Is it possible an entire generation of movies has socialized us to prepare to be discovered? Do we sit around waiting to receive a letter from a future lover (The Lake House), or be rescued by Natalie Portman after waking from an antidepressant haze (Garden State)? Unlike the characters, we’re not going to make the plot-delaying mistake of being skeptical. This could be life-changing. We’re going to play along wholeheartedly and see where the stranger takes us, just like the characters in our favorite movies.

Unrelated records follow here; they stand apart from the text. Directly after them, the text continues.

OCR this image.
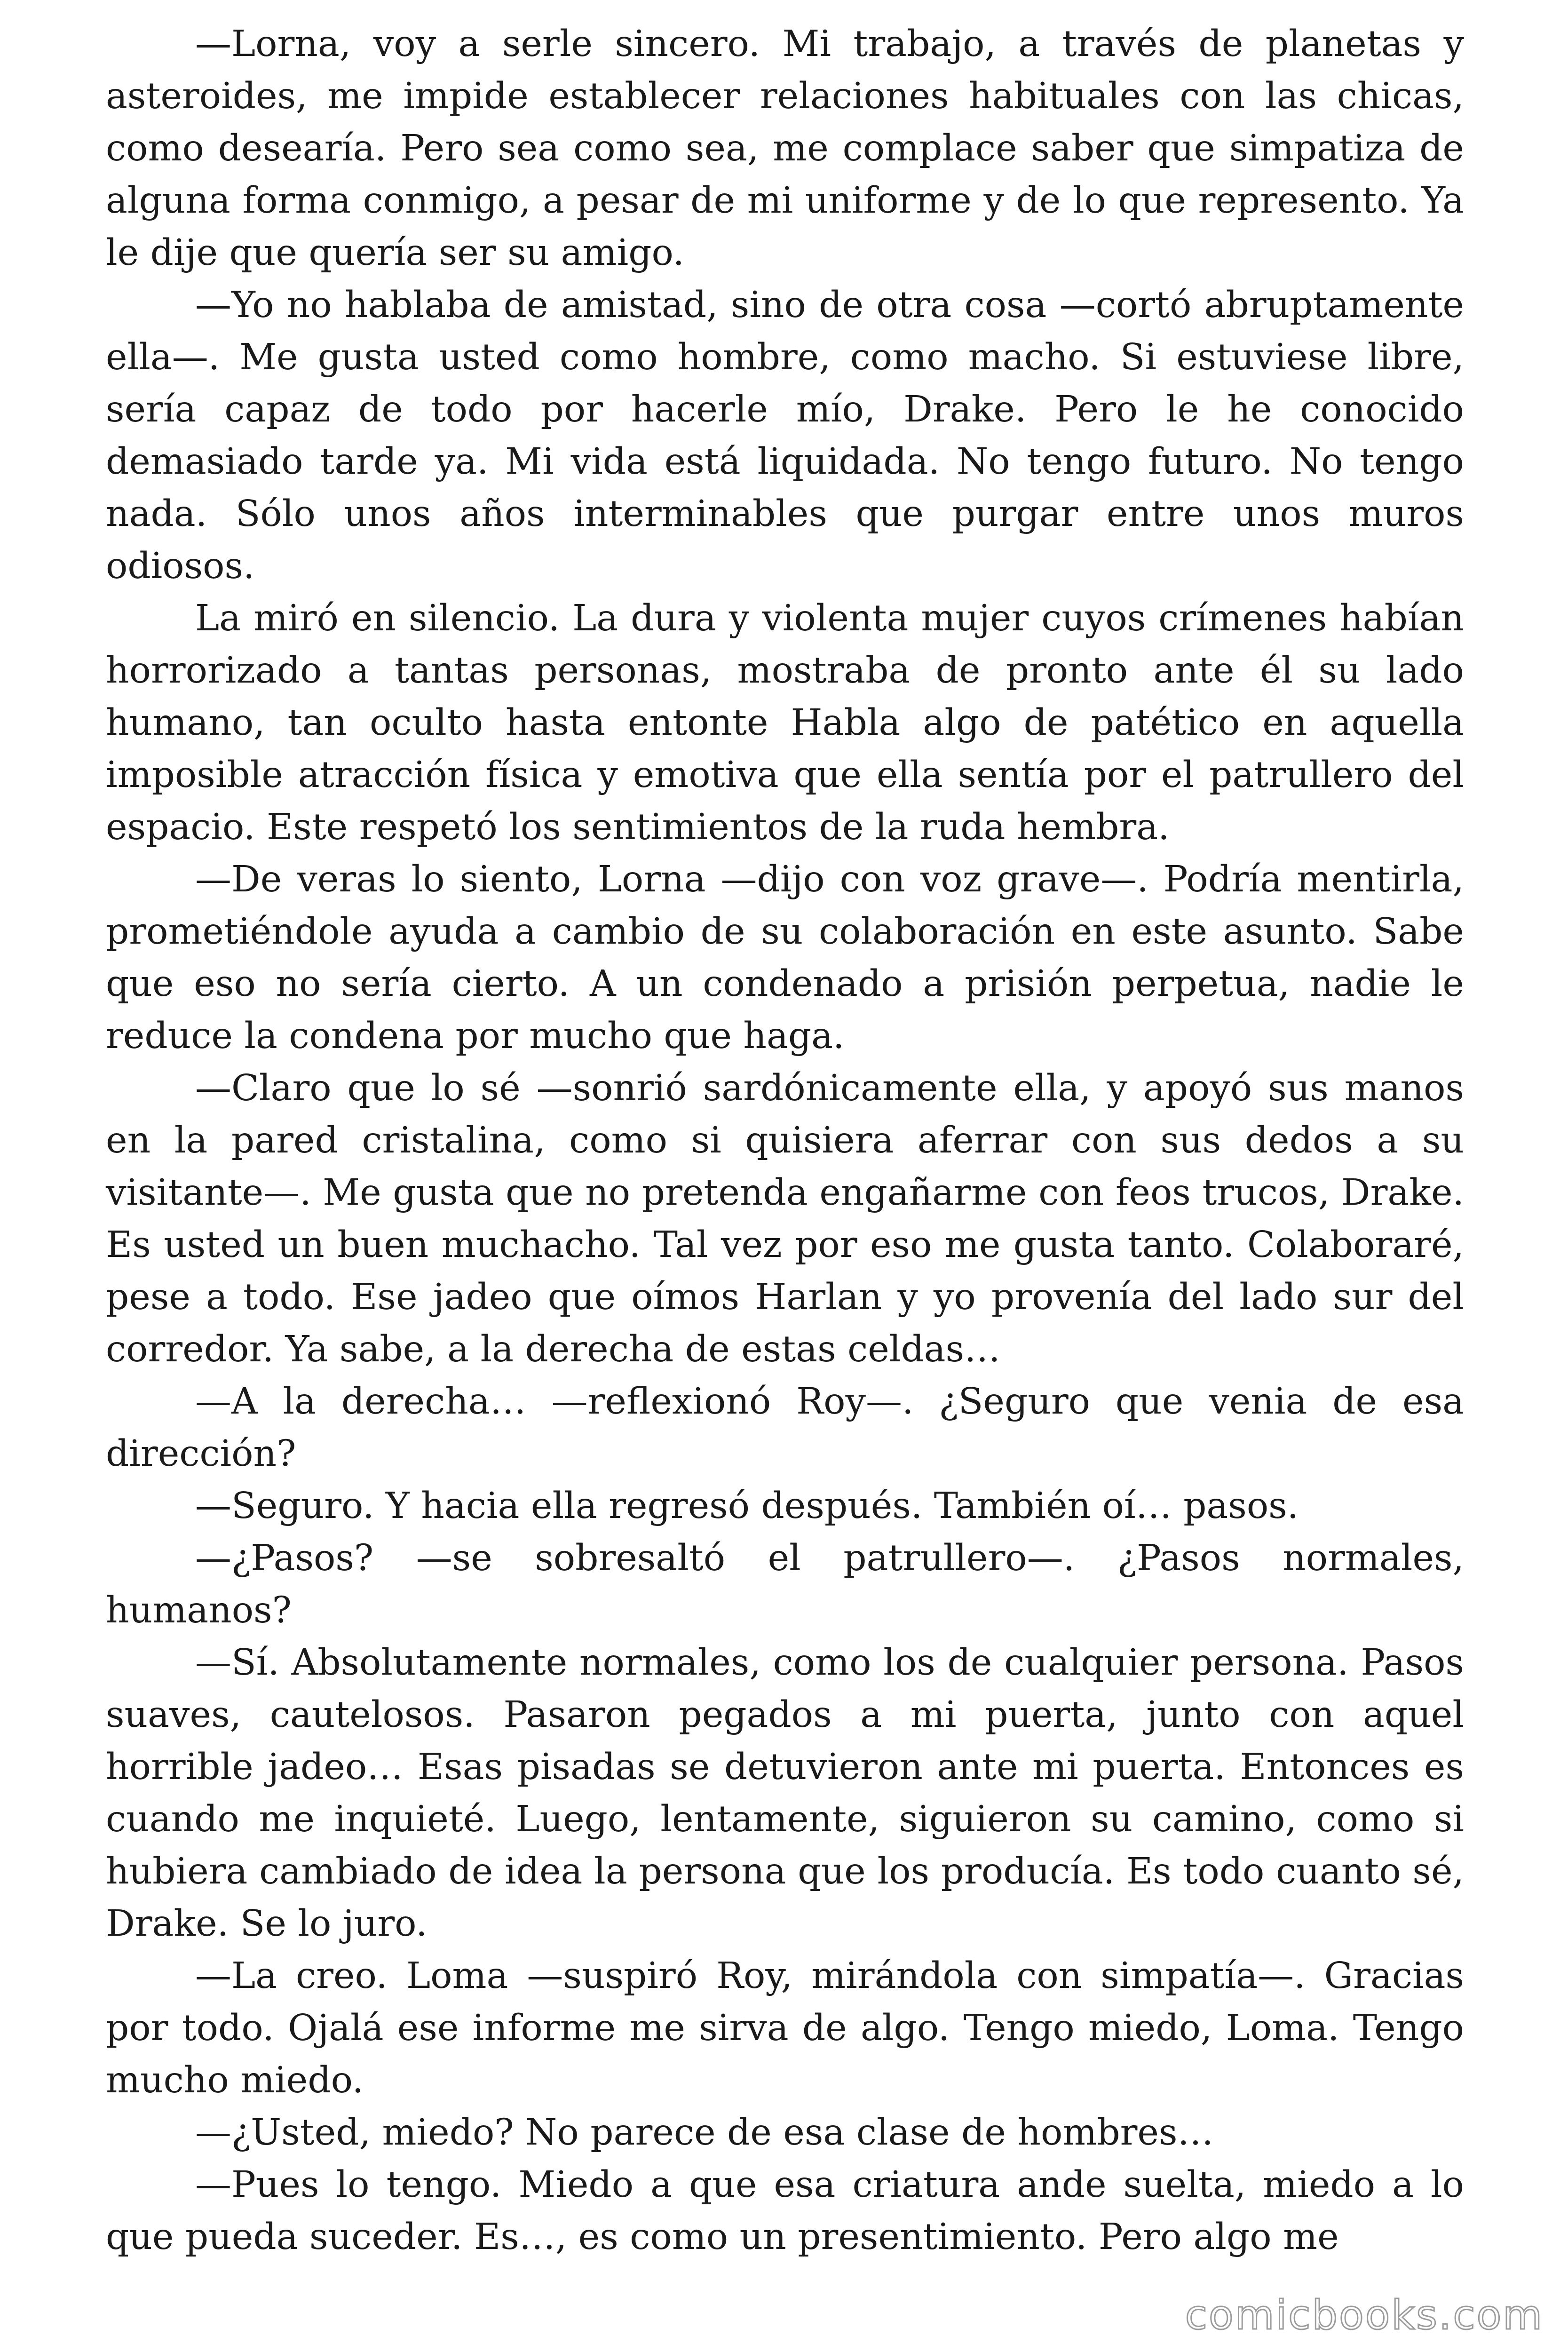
—Lorna, voy a serle sincero. Mi trabajo, a través de planetas y asteroides, me impide establecer relaciones habituales con las chicas, como desearía. Pero sea como sea, me complace saber que simpatiza de alguna forma conmigo, a pesar de mi uniforme y de lo que represento. Ya le dije que quería ser su amigo.

—Yo no hablaba de amistad, sino de otra cosa —cortó abruptamente ella—. Me gusta usted como hombre, como macho. Si estuviese libre, sería capaz de todo por hacerle mío, Drake. Pero le he conocido demasiado tarde ya. Mi vida está liquidada. No tengo futuro. No tengo nada. Sólo unos años interminables que purgar entre unos muros odiosos.

La miró en silencio. La dura y violenta mujer cuyos crímenes habían horrorizado a tantas personas, mostraba de pronto ante él su lado humano, tan oculto hasta entonte Habla algo de patético en aquella imposible atracción física y emotiva que ella sentía por el patrullero del espacio. Este respetó los sentimientos de la ruda hembra.

—De veras lo siento, Lorna —dijo con voz grave—. Podría mentirla, prometiéndole ayuda a cambio de su colaboración en este asunto. Sabe que eso no sería cierto. A un condenado a prisión perpetua, nadie le reduce la condena por mucho que haga.

—Claro que lo sé —sonrió sardónicamente ella, y apoyó sus manos en la pared cristalina, como si quisiera aferrar con sus dedos a su visitante—. Me gusta que no pretenda engañarme con feos trucos, Drake. Es usted un buen muchacho. Tal vez por eso me gusta tanto. Colaboraré, pese a todo. Ese jadeo que oímos Harlan y yo provenía del lado sur del corredor. Ya sabe, a la derecha de estas celdas…

—A la derecha… —reflexionó Roy—. ¿Seguro que venia de esa dirección?

—Seguro. Y hacia ella regresó después. También oí… pasos.

—¿Pasos? —se sobresaltó el patrullero—. ¿Pasos normales, humanos?

—Sí. Absolutamente normales, como los de cualquier persona. Pasos suaves, cautelosos. Pasaron pegados a mi puerta, junto con aquel horrible jadeo… Esas pisadas se detuvieron ante mi puerta. Entonces es cuando me inquieté. Luego, lentamente, siguieron su camino, como si hubiera cambiado de idea la persona que los producía. Es todo cuanto sé, Drake. Se lo juro.

—La creo. Loma —suspiró Roy, mirándola con simpatía—. Gracias por todo. Ojalá ese informe me sirva de algo. Tengo miedo, Loma. Tengo mucho miedo.

—¿Usted, miedo? No parece de esa clase de hombres…

—Pues lo tengo. Miedo a que esa criatura ande suelta, miedo a lo que pueda suceder. Es…, es como un presentimiento. Pero algo me

comicbooks.com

Borat was that stranger. He exploited a loophole placed in us by our movies of discovery and their personal journey of shared suspended belief and promise of validation. Filmed a generation ago, he likely would’ve received blank stares and cold shoulders rather than camraderous bigotry. All the quirky Kazakh reporter offered was to make us part of a story. You’ve always wanted to reframe your life. Maybe this is your chance. Your favorite characters knew better than to turn away being discovered, regardless of how preposterous it seemed at the time, and look at their reward. Every triumph and failure in their lives was a required scene, validating their existence. Your life can be like that, too. Just play along.